Open Organisation

Open Organisation

Managing the open: How organisations can use social media to open up

The rise of social media is constantly and profoundly changing the environment businesses and organisations operate in. Employees are using twitter and Facebook to share their views, at times unwittingly disclosing confidential information and conflicting the organisation’s goals. Business partners and customers have access to a wealth of information as competitors and markets become more transparent. These rapid changes in communication technology and behavior put pressure on organisations to embrace more openness.

This change offers tremendous opportunities. Organisations can improve their every day operations and boost their sustainability and competitiveness.Wikis thatenable efficient online collaboration, weblogs and discussion boards that allow global knowledge sharing or the joint development of software in open innovation processes are just some examples for social technologies.

At the same time, organisations are facing the fact that the widespread use of social technologies undermines traditional hierarchy structures and threatens an organisation’s traditional power structures. They need to find ways of dealing with the challenges of social technologies and make conscious decisions on how and to what extend a wider degree of openness can be integrated into their existing structures.

This publication describes how organisations can open their infrastructure to be prepared for the new information and communication behavior of their employees and other stakeholders. Developing a strategy for openness does not mean that an organisation should freely share all its information over the Internet. A strategy for openness should guide management in dealing with new technological challenges , in encouraging new relationships and in adapting the organisational structure to the stakeholders’ new behavior.

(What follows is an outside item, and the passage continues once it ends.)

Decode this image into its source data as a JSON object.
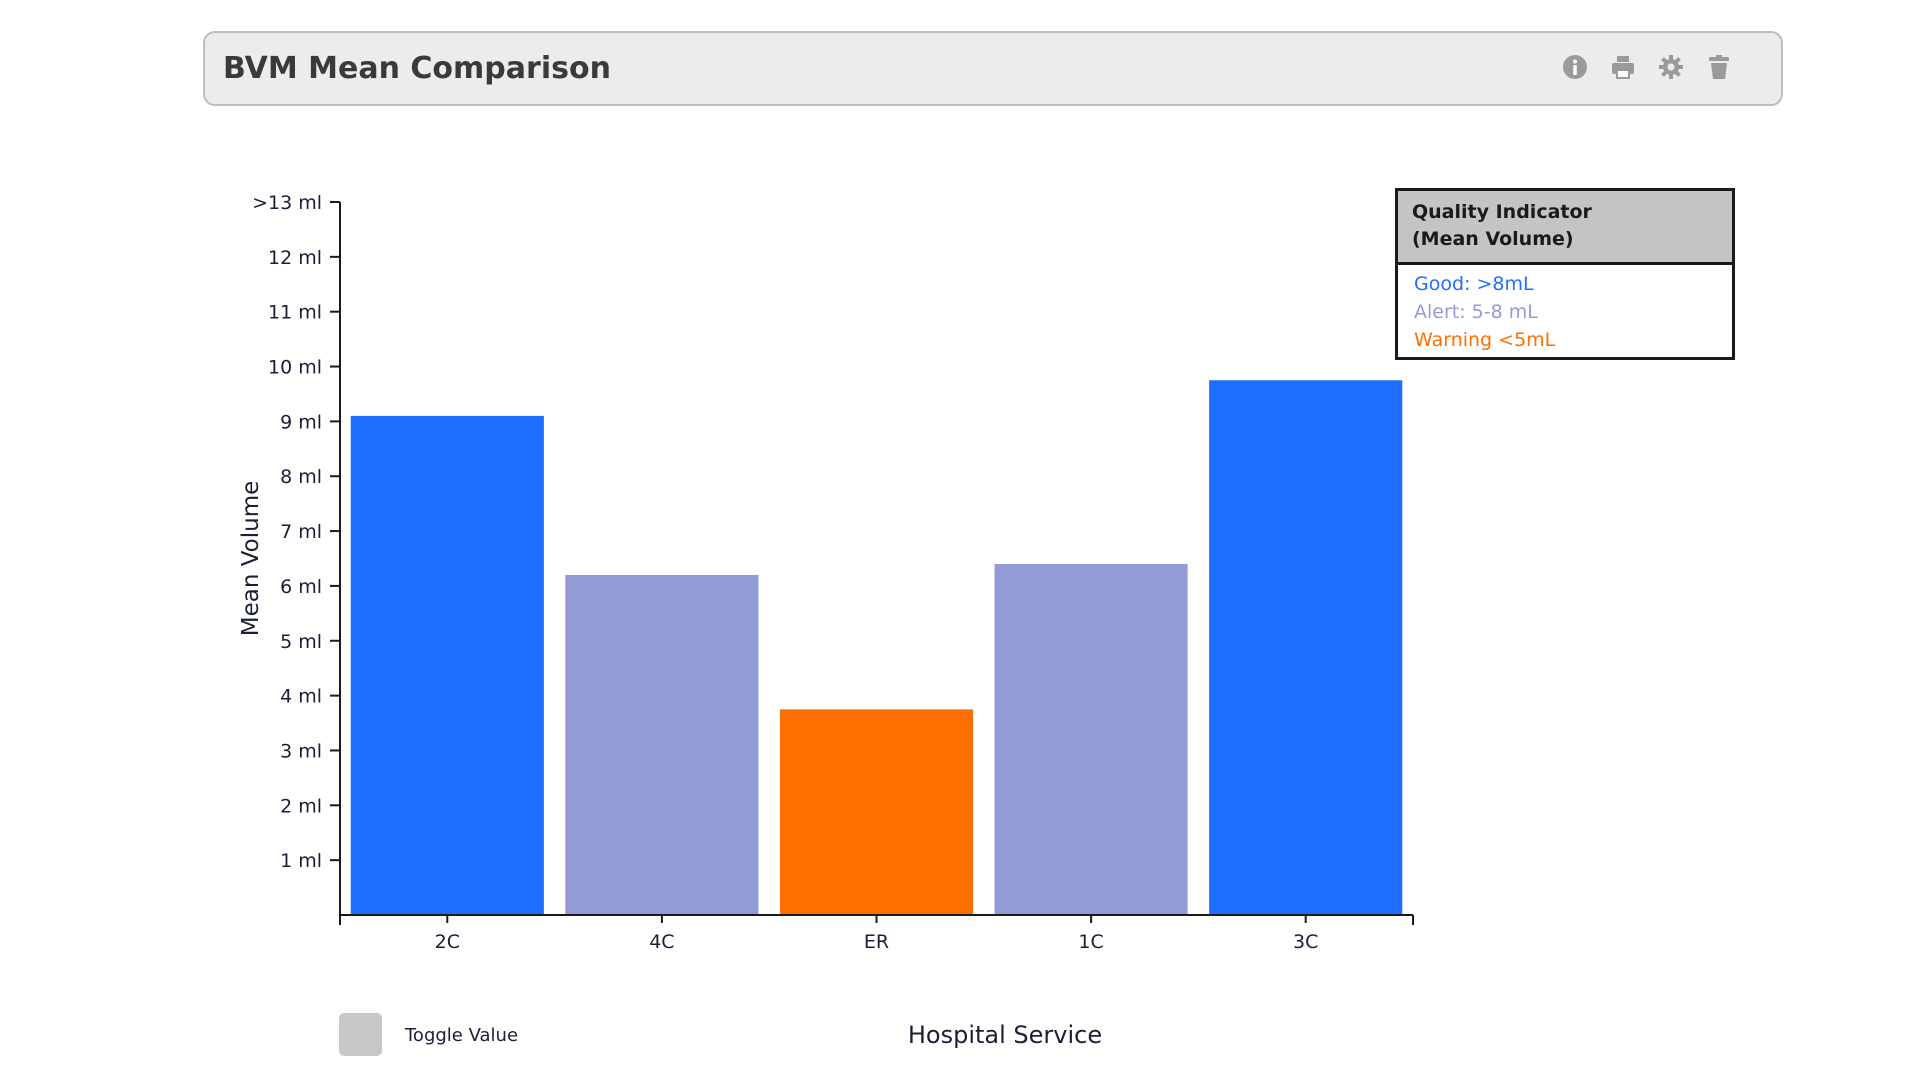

The focus of this publication are the new social capabilities rather than the social technologies themselves. As Clay Shirky, the American writer and thinker on the impact of internet technologies, puts it:” We now have communications tools that are flexible enough to match our social capabilities (…). We are living in the middle of a remarkable increase in our ability to share, to cooperate with another, and to take collective action, all outside the framework of traditional institutions and organisations.”

This publication first describes the three main types of open organisations. It then describes the two areas of information sharing and decision-making, which allow analyzing the existing openness of an organisation. The third section discusses how organisations can handle conflicts resulting from more openness, that is the key conflicts between loss of control versus empowerment and management versus motivation.